Turkish Parliament Tightens Cryptocurrency Reins
The Turkish Parliament (TBMM) has enacted a new law establishing a stricter regulatory framework for cryptocurrency assets. The legislation aims to combat illegal activities within the crypto space while providing a more controlled environment for investors. A key provision of the bill targets unauthorized crypto service providers. Individuals and legal entities operating without the requisite authorization face imprisonment ranging from 3 to 5 years. This stipulation seeks […]

The Turkish Parliament (TBMM) has enacted a new law establishing a stricter regulatory framework for cryptocurrency assets. The legislation aims to combat illegal activities within the crypto space while providing a more controlled environment for investors.

A key provision of the bill targets unauthorized crypto service providers. Individuals and legal entities operating without the requisite authorization face imprisonment ranging from 3 to 5 years. This stipulation seeks to ensure companies adhere to a set of regulations designed to protect consumers and prevent financial misconduct.

Oversight of cryptocurrency transactions now falls under the purview of the Capital Markets Board (SPK).
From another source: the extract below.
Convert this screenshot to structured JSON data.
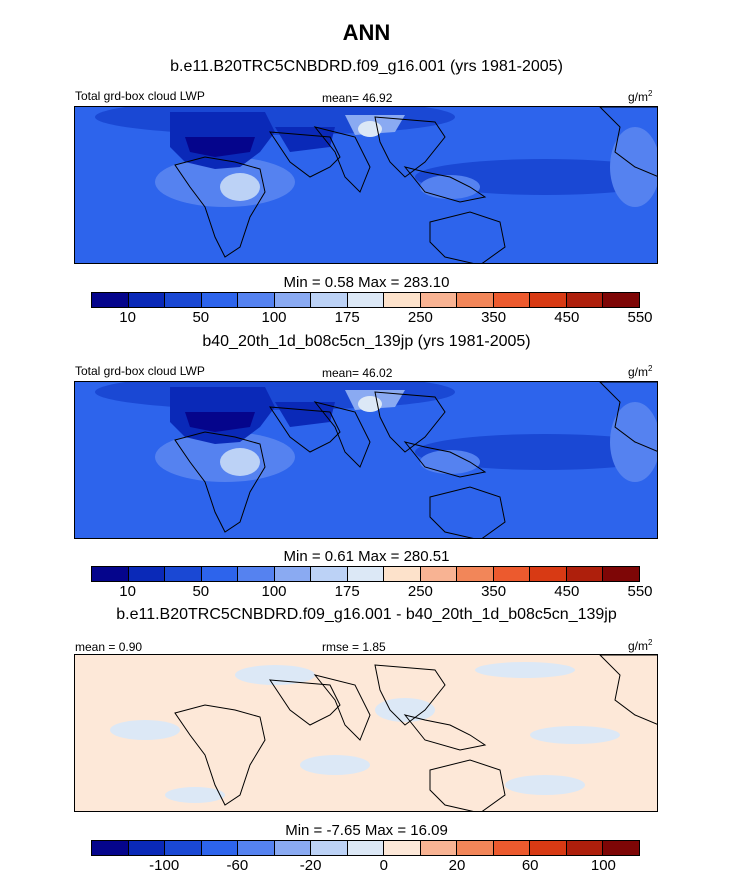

The SPK is empowered to “apply measures and sanctions” in response to violations. These measures could include blocking or confiscating funds involved in suspicious transactions. This enhanced oversight grants the SPK the authority to intervene and prevent potential financial crimes within the crypto market.

The new law also tackles fraudulent activities perpetrated using cryptocurrencies. Engaging in fraudulent schemes involving digital assets carries a hefty penalty, with prison sentences ranging from 14 to 22 years. This stern punishment underscores the government’s resolve to deter individuals from exploiting the anonymity of cryptocurrencies for criminal purposes.
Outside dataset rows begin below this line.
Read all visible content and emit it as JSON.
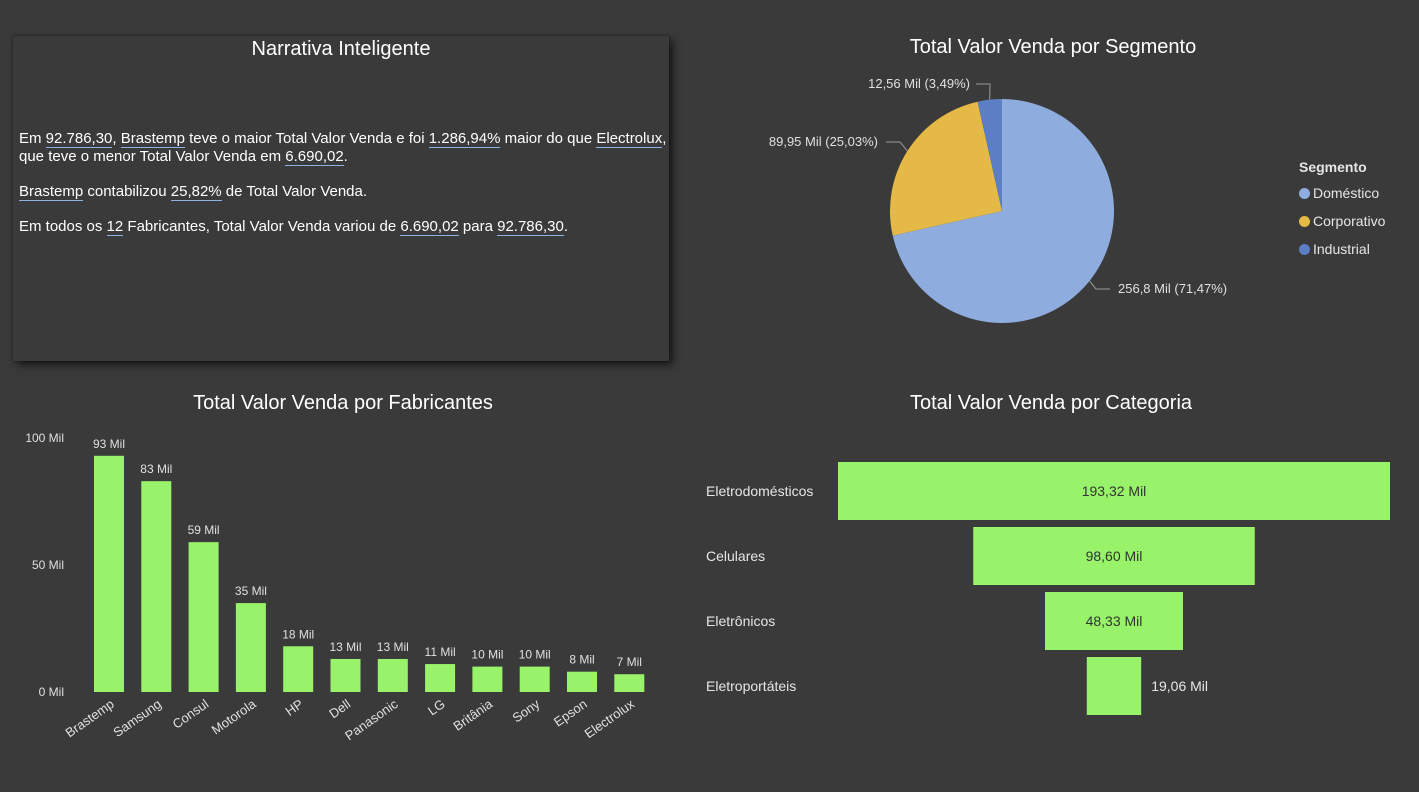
{
  "narrative": {
    "title": "Narrativa Inteligente",
    "p1": {
      "t1": "Em ",
      "v1": "92.786,30",
      "t2": ", ",
      "v2": "Brastemp",
      "t3": " teve o maior Total Valor Venda e foi ",
      "v3": "1.286,94%",
      "t4": " maior do que ",
      "v4": "Electrolux",
      "t5": ", que teve o menor Total Valor Venda em ",
      "v5": "6.690,02",
      "t6": "."
    },
    "p2": {
      "v1": "Brastemp",
      "t1": " contabilizou ",
      "v2": "25,82%",
      "t2": " de Total Valor Venda."
    },
    "p3": {
      "t1": "Em todos os ",
      "v1": "12",
      "t2": " Fabricantes, Total Valor Venda variou de ",
      "v2": "6.690,02",
      "t3": " para ",
      "v3": "92.786,30",
      "t4": "."
    }
  },
  "colors": {
    "background": "#3a3a3a",
    "bar": "#99f36a",
    "domestico": "#8eacde",
    "corporativo": "#e5b945",
    "industrial": "#5b7ec4"
  },
  "chart_data": [
    {
      "type": "pie",
      "title": "Total Valor Venda por Segmento",
      "legend_title": "Segmento",
      "legend_position": "right",
      "slices": [
        {
          "name": "Doméstico",
          "value": 256.8,
          "label": "256,8 Mil (71,47%)",
          "color": "#8eacde"
        },
        {
          "name": "Corporativo",
          "value": 89.95,
          "label": "89,95 Mil (25,03%)",
          "color": "#e5b945"
        },
        {
          "name": "Industrial",
          "value": 12.56,
          "label": "12,56 Mil (3,49%)",
          "color": "#5b7ec4"
        }
      ]
    },
    {
      "type": "bar",
      "title": "Total Valor Venda por Fabricantes",
      "categories": [
        "Brastemp",
        "Samsung",
        "Consul",
        "Motorola",
        "HP",
        "Dell",
        "Panasonic",
        "LG",
        "Britânia",
        "Sony",
        "Epson",
        "Electrolux"
      ],
      "values": [
        93,
        83,
        59,
        35,
        18,
        13,
        13,
        11,
        10,
        10,
        8,
        7
      ],
      "data_labels": [
        "93 Mil",
        "83 Mil",
        "59 Mil",
        "35 Mil",
        "18 Mil",
        "13 Mil",
        "13 Mil",
        "11 Mil",
        "10 Mil",
        "10 Mil",
        "8 Mil",
        "7 Mil"
      ],
      "yticks": [
        0,
        50,
        100
      ],
      "ytick_labels": [
        "0 Mil",
        "50 Mil",
        "100 Mil"
      ],
      "ylim": [
        0,
        100
      ],
      "grid": false
    },
    {
      "type": "funnel",
      "title": "Total Valor Venda por Categoria",
      "categories": [
        "Eletrodomésticos",
        "Celulares",
        "Eletrônicos",
        "Eletroportáteis"
      ],
      "values": [
        193.32,
        98.6,
        48.33,
        19.06
      ],
      "data_labels": [
        "193,32 Mil",
        "98,60 Mil",
        "48,33 Mil",
        "19,06 Mil"
      ]
    }
  ]
}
Financial penalties are another prong of the newly established regulations. Breaches of the defined rules will result in fines ranging from 7, 500 USD to 182, 000 USD. The significant financial repercussions serve as a deterrent for entities and individuals who might consider disregarding the newly implemented regulations.

The enactment of this law marks a significant shift in Turkey’s approach to the cryptocurrency landscape. By introducing stricter oversight, imposing harsher penalties for illegal activities, and establishing a framework for authorized service providers, the Turkish government aims to create a more secure and regulated environment for both domestic and foreign investors in the crypto market.